Dem ehemaligen Ministerpräsidenten von Berg-Karabach, Ruben Vardanian, drohen bis zu 20 Jahre Gefängnis, nachdem er in Aserbaidschan formell der Finanzierung von Terrorismus, der Bildung illegaler bewaffneter Gruppen und des illegalen Überschreitens der aserbaidschanischen Grenze angeklagt wurde.

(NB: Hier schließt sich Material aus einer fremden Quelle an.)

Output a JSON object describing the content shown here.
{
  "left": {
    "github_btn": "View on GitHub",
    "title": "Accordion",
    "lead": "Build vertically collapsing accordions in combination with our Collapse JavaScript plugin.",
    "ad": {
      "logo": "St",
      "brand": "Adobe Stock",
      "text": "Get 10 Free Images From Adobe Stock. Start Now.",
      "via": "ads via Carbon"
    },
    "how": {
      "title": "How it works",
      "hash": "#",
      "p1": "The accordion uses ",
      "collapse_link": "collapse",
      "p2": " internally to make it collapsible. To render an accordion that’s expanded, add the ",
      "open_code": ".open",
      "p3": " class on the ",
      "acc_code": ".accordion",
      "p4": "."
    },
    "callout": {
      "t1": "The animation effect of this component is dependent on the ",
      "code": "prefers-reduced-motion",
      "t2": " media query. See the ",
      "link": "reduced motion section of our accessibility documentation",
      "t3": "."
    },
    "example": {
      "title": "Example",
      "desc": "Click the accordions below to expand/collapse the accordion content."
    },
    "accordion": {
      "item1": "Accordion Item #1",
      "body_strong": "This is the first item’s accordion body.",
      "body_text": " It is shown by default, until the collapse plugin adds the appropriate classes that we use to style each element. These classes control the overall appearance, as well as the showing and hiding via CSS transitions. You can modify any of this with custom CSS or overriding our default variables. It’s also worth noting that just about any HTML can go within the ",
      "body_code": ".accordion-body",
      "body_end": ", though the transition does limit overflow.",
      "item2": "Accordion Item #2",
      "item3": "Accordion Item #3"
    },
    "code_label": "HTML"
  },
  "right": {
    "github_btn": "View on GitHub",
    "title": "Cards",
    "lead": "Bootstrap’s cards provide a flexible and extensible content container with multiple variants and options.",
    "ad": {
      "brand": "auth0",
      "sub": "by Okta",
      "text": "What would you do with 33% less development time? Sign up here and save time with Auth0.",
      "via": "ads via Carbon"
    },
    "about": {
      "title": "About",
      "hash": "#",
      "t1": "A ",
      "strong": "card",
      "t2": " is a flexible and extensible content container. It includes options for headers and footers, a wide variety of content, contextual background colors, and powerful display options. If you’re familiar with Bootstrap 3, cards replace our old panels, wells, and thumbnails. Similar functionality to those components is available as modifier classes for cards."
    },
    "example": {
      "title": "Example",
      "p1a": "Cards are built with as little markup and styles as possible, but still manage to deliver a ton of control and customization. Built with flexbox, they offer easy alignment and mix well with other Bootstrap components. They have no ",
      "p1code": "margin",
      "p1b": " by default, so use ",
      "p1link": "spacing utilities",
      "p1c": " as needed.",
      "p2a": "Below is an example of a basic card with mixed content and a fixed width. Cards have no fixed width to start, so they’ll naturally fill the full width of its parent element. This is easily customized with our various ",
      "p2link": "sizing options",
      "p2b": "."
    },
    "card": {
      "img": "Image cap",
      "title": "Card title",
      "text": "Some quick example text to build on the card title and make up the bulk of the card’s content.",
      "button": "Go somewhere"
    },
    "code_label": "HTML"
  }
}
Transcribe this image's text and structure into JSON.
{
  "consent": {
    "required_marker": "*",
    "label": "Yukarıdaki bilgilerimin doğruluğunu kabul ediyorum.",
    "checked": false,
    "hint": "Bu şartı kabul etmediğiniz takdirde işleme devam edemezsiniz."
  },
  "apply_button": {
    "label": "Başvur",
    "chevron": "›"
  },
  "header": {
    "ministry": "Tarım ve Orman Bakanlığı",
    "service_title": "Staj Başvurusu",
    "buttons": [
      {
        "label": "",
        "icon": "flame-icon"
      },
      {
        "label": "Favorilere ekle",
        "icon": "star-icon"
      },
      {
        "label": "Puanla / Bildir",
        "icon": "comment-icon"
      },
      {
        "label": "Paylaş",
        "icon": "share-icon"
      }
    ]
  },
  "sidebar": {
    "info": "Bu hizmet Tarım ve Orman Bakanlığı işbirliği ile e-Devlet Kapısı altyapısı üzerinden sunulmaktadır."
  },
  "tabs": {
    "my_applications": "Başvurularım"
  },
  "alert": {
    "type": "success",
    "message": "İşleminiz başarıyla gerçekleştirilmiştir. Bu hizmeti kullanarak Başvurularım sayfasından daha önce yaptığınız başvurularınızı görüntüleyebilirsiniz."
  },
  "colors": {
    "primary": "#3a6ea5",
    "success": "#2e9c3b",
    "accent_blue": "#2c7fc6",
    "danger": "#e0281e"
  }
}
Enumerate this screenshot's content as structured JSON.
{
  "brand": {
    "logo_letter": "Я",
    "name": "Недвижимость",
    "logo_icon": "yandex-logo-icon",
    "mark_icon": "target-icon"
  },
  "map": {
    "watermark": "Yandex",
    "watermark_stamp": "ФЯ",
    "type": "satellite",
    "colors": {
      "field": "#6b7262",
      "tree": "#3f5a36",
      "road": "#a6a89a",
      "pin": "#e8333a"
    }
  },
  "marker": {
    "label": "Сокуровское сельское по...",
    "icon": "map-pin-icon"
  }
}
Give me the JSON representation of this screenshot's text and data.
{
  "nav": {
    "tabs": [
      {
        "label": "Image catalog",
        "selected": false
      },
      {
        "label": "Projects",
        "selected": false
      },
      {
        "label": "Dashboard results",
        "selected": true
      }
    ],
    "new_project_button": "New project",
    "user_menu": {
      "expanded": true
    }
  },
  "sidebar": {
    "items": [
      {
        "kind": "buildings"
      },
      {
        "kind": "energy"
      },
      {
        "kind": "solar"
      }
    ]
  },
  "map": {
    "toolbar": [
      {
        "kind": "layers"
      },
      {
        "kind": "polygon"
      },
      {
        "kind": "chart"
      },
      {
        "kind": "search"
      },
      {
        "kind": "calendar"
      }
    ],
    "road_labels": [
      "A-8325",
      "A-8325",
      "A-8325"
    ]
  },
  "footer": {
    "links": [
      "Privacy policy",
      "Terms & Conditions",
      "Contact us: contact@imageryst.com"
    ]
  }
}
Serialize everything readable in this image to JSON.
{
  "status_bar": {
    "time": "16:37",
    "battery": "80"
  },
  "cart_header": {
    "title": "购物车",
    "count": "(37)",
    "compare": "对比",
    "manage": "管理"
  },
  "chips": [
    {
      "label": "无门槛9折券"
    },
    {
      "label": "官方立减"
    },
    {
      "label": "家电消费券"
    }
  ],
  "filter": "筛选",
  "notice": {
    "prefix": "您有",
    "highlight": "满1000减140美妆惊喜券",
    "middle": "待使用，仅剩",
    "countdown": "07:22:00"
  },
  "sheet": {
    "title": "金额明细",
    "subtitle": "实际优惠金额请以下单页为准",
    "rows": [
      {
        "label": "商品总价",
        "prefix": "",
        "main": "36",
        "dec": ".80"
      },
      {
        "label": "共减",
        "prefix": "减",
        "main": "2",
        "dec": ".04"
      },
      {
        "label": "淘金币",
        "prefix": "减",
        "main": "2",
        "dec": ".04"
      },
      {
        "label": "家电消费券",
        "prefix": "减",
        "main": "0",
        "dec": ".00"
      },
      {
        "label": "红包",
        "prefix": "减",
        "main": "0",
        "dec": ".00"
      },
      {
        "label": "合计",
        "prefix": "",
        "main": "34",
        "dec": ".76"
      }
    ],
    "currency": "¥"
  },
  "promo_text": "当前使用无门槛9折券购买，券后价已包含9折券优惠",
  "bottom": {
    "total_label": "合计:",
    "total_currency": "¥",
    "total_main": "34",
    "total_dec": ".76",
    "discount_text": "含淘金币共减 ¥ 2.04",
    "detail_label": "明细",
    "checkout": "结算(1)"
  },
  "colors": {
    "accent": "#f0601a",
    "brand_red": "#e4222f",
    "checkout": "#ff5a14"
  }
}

Der Milliardär, der am Vortag verhaftet wurde, als er versuchte, das Separatistengebiet in Richtung Armenien zu verlassen, wurde im Rahmen einer strafrechtlichen Untersuchung des Sicherheitsdienstes wegen zahlreicher terroristischer Verbrechen, die von illegalen armenischen bewaffneten Gruppen in Karabach begangen wurden, vor die aserbaidschanische Justiz gestellt, so die staatliche Agentur in einer Erklärung. Das Bezirksgericht Sabail in Baku hat Vardanian für mindestens vier Monate in Untersuchungshaft genommen.
Aserbaidschan zufolge besteht der „begründete Verdacht“, dass Vardanian, der zwischen November 2002 und Februar 2023 an der Spitze der selbsternannten Republik Berg-Karabach stand, diese Verbrechen begangen hat, seit er im September 2022 als Armenier „illegal“ die aserbaidschanische Grenze in das Gebiet überquerte.
Berg-Karabach ist international als aserbaidschanisches Territorium anerkannt, wurde aber bis letzten Sonntag von 120.000 Armeniern bewohnt, von denen mehr als die Hälfte nach der aserbaidschanischen Militäroperation vom 19. September, die auf die Auflösung der selbsternannten Republik abzielt, die auch von Eriwan nicht offiziell anerkannt wird, bereits nach Armenien geflohen ist.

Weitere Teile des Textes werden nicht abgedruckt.